Regardless of where the courts come down..... if the money ain’t there, the money ain’t there.
The only questions is what goes in the crapper first, if the pensions are inviolate.
He who knows he has enough is rich.
Greedy union bastards.
This should be interesting. In corporation law - Delaware is the place of choice. They have encouraged formation of corporations there and the law has been so intensively litigated and clearly defined that businesses from all over incorporate there to take advantage of the certainty as to the meaning of its corporate law. Likewise, I think CA is going to be where all the new law regarding Chapter 9 is coming from. There have been few Chapter 9âs in history, so there is not that much precedent developed. But CA will change that, with a number of municipalities in, or on their way to Chapter 9. Good job CA!
It would seem that the people of California forgot the lessons of history: when Lenin made promises to the proletariat, he invariably revoked them on his own whim.
Stalin was even worse.
Leftists make bad bedfellows.
A lot of cities are in deep trouble over pension costs. They need to reform pensions for current and future employees, but their pension obligation to current retirees is ironclad.
Add that to the federal debt and unfunded liabilities ($4.2+ trillion in state and $16 trillion fed debt plus $110+ trillion liabilities), it puts the US government debt at 870% of GDP! That doesn't include consumer debt.

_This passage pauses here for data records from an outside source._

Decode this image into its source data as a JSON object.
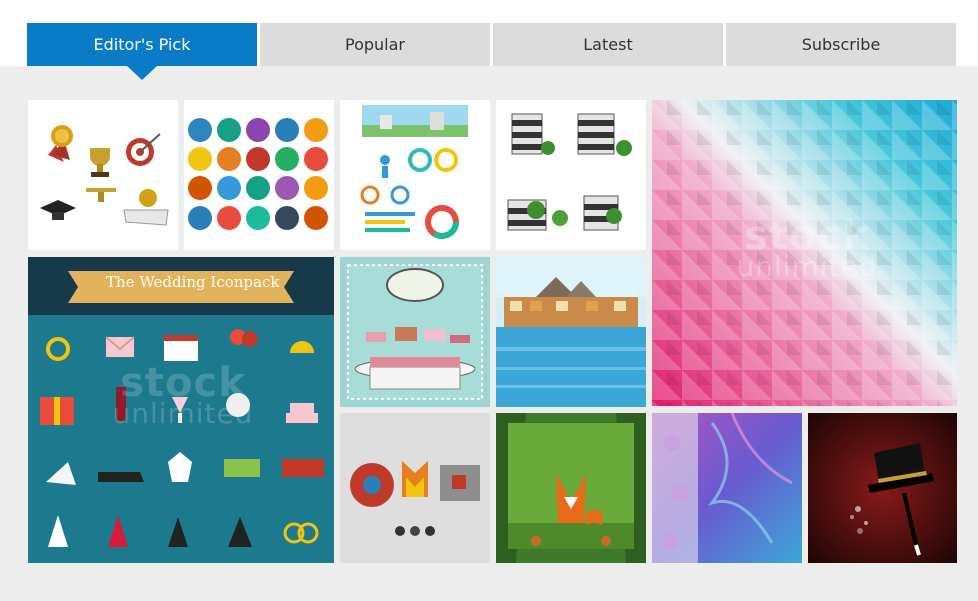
{
  "tabs": [
    {
      "label": "Editor's Pick",
      "active": true
    },
    {
      "label": "Popular",
      "active": false
    },
    {
      "label": "Latest",
      "active": false
    },
    {
      "label": "Subscribe",
      "active": false
    }
  ],
  "tiles": {
    "wedding": {
      "banner": "The Wedding Iconpack"
    },
    "watermark_primary": "stock",
    "watermark_secondary": "unlimited"
  },
  "colors": {
    "accent": "#0a7bc6",
    "tab_inactive": "#dcdcdc",
    "page_bg": "#ededed"
  }
}
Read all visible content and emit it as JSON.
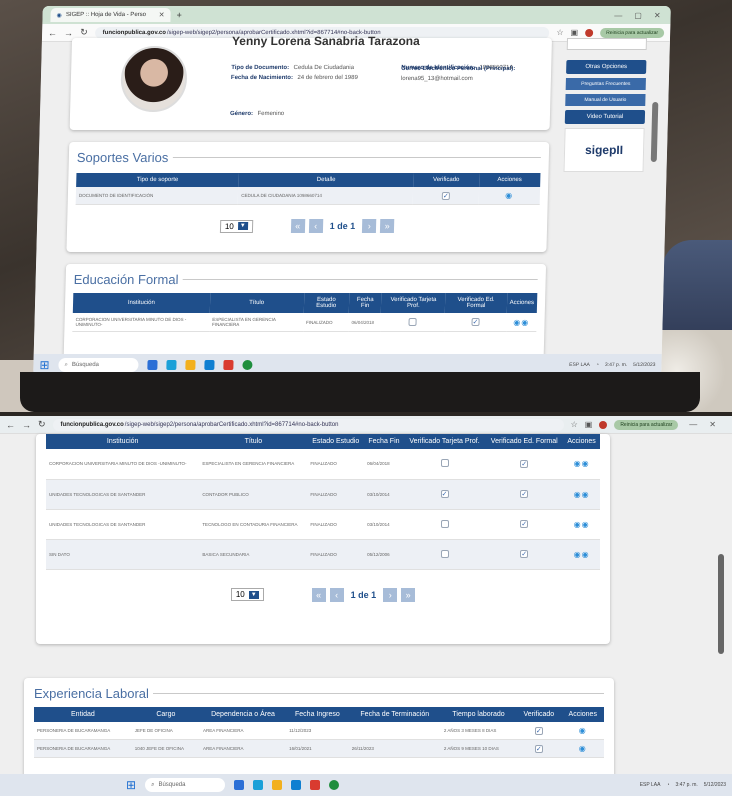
{
  "browser": {
    "tab_title": "SIGEP :: Hoja de Vida - Perso",
    "url_domain": "funcionpublica.gov.co",
    "url_path": "/sigep-web/sigep2/persona/aprobarCertificado.xhtml?id=867714#no-back-button",
    "update_label": "Reinicia para actualizar"
  },
  "profile": {
    "name": "Yenny Lorena Sanabria Tarazona",
    "doc_type_label": "Tipo de Documento:",
    "doc_type_value": "Cedula De Ciudadania",
    "birth_label": "Fecha de Nacimiento:",
    "birth_value": "24 de febrero del 1989",
    "gender_label": "Género:",
    "gender_value": "Femenino",
    "id_label": "Numero de Identificación:",
    "id_value": "1098660714",
    "email_label": "Correo Electrónico Personal (Principal):",
    "email_value": "lorena95_13@hotmail.com"
  },
  "sidebar": {
    "other_options": "Otras Opciones",
    "faq": "Preguntas Frecuentes",
    "manual": "Manual de Usuario",
    "video": "Video Tutorial",
    "logo_text": "sigepII"
  },
  "soportes": {
    "title": "Soportes Varios",
    "headers": [
      "Tipo de soporte",
      "Detalle",
      "Verificado",
      "Acciones"
    ],
    "rows": [
      {
        "tipo": "DOCUMENTO DE IDENTIFICACIÓN",
        "detalle": "CEDULA DE CIUDADANIA 1098660714",
        "verificado": true
      }
    ],
    "page_size": "10",
    "page_text": "1 de 1"
  },
  "educacion": {
    "title": "Educación Formal",
    "headers": [
      "Institución",
      "Título",
      "Estado Estudio",
      "Fecha Fin",
      "Verificado Tarjeta Prof.",
      "Verificado Ed. Formal",
      "Acciones"
    ],
    "rows": [
      {
        "institucion": "CORPORACION UNIVERSITARIA MINUTO DE DIOS -UNIMINUTO-",
        "titulo": "ESPECIALISTA EN GERENCIA FINANCIERA",
        "estado": "FINALIZADO",
        "fecha": "06/04/2018",
        "tarjeta": false,
        "formal": true
      },
      {
        "institucion": "UNIDADES TECNOLOGICAS DE SANTANDER",
        "titulo": "CONTADOR PUBLICO",
        "estado": "FINALIZADO",
        "fecha": "03/10/2014",
        "tarjeta": true,
        "formal": true
      },
      {
        "institucion": "UNIDADES TECNOLOGICAS DE SANTANDER",
        "titulo": "TECNOLOGO EN CONTADURIA FINANCIERA",
        "estado": "FINALIZADO",
        "fecha": "03/10/2014",
        "tarjeta": false,
        "formal": true
      },
      {
        "institucion": "SIN DATO",
        "titulo": "BASICA SECUNDARIA",
        "estado": "FINALIZADO",
        "fecha": "05/12/2006",
        "tarjeta": false,
        "formal": true
      }
    ],
    "page_size": "10",
    "page_text": "1 de 1"
  },
  "experiencia": {
    "title": "Experiencia Laboral",
    "headers": [
      "Entidad",
      "Cargo",
      "Dependencia o Área",
      "Fecha Ingreso",
      "Fecha de Terminación",
      "Tiempo laborado",
      "Verificado",
      "Acciones"
    ],
    "rows": [
      {
        "entidad": "PERSONERIA DE BUCARAMANGA",
        "cargo": "JEFE DE OFICINA",
        "dependencia": "AREA FINANCIERA",
        "ingreso": "11/12/2023",
        "termino": "",
        "tiempo": "2 AÑOS 3 MESES 8 DIAS",
        "verificado": true
      },
      {
        "entidad": "PERSONERIA DE BUCARAMANGA",
        "cargo": "1040 JEFE DE OFICINA",
        "dependencia": "AREA FINANCIERA",
        "ingreso": "16/01/2021",
        "termino": "26/11/2023",
        "tiempo": "2 AÑOS 9 MESES 10 DIAS",
        "verificado": true
      }
    ]
  },
  "taskbar": {
    "search_placeholder": "Búsqueda",
    "lang": "ESP LAA",
    "time": "3:47 p. m.",
    "date": "5/12/2023"
  },
  "colors": {
    "header_blue": "#1f4f8b",
    "title_blue": "#4a6fa3",
    "eye_blue": "#2d8ed8"
  }
}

"Market-valued unfunded public pension liabilities made up 67% of all state debt, according to a report Tuesday by State Budget Solutions, a non-profit organization advocating state budget reform. The group's third annual state debt report, which looked at combined debt and future spending obligations in all 50 states as of Dec. 31, found that $2.8 trillion of the $4.19 trillion total debt total goes toward pension liabilities.
It's about time. It would be really funny to learn that CalPERS has retirement funds invested in these two bond insurance companies.